13) Shaikh J. et al, Nanoparticle encapsulation improves oral bioavailability of curcumin by at least 9-fold when compared to curcumin administered with piperine as absorption enhancer, Eur J Pharm Sci. 2009 Jun. 28; 37(3-4):223-30.

Claims

1. A composition of cyanobacterial algae and cyanobacterial algae extracts, containing phycocyanins and phycocyanobilins blended with curcumin in varying proportions, to enhance the absorption of curcumin, to inhibit the enzyme UDP-GDH.

2. (canceled)

3. The composition according to claim 1, whereby the preferred microalgae used is of the species Aphanizomenon flos aquae.

4. The composition according to claim 1, whereby the microalgae used is of the species Spirulina.
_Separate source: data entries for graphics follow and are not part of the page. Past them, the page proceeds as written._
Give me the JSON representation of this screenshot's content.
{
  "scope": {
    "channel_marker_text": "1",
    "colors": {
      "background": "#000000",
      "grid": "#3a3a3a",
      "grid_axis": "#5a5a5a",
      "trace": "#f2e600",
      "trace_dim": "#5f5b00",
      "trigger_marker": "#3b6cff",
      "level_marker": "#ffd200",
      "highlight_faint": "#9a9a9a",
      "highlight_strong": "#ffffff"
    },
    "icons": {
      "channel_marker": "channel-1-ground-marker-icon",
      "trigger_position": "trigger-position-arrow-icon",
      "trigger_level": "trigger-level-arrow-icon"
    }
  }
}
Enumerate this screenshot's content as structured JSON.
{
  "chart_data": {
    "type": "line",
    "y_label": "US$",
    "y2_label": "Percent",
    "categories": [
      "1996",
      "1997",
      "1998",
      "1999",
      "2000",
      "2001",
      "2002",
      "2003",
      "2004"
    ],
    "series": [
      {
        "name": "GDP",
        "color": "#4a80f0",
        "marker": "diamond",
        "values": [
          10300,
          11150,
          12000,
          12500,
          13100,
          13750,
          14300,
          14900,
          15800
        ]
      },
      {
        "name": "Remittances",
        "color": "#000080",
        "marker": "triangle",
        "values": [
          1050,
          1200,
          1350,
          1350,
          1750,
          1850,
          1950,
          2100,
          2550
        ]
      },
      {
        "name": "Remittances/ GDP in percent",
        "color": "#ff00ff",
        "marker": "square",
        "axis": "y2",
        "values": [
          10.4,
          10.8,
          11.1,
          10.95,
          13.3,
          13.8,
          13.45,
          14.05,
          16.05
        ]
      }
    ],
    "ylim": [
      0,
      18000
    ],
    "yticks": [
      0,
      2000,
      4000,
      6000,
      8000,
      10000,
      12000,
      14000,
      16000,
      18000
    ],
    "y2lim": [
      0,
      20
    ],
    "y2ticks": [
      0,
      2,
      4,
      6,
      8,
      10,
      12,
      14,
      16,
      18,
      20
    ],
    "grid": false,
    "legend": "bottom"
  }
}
5. The composition according to claim 1, whereby the microalgae is any cyanobacterial microalgae or microalga extract containing phycocyanins and phycocyanobilins.

6. (canceled)

7. (canceled)

8. The composition according to claim 1, whereby said compositions are prepared in a pharmaceutically acceptable form.

9. The use of the composition according to claim 8 in which the subject of the composition's administration is a human being to enhance the absorption of curcumin to inhibit the enzyme UDP-GDH.

10. The use of the composition according to claim 8 in which the subject of the composition's administration is an animal to enhance the absorption of curcumin to inhibit the enzyme UDP-GDH.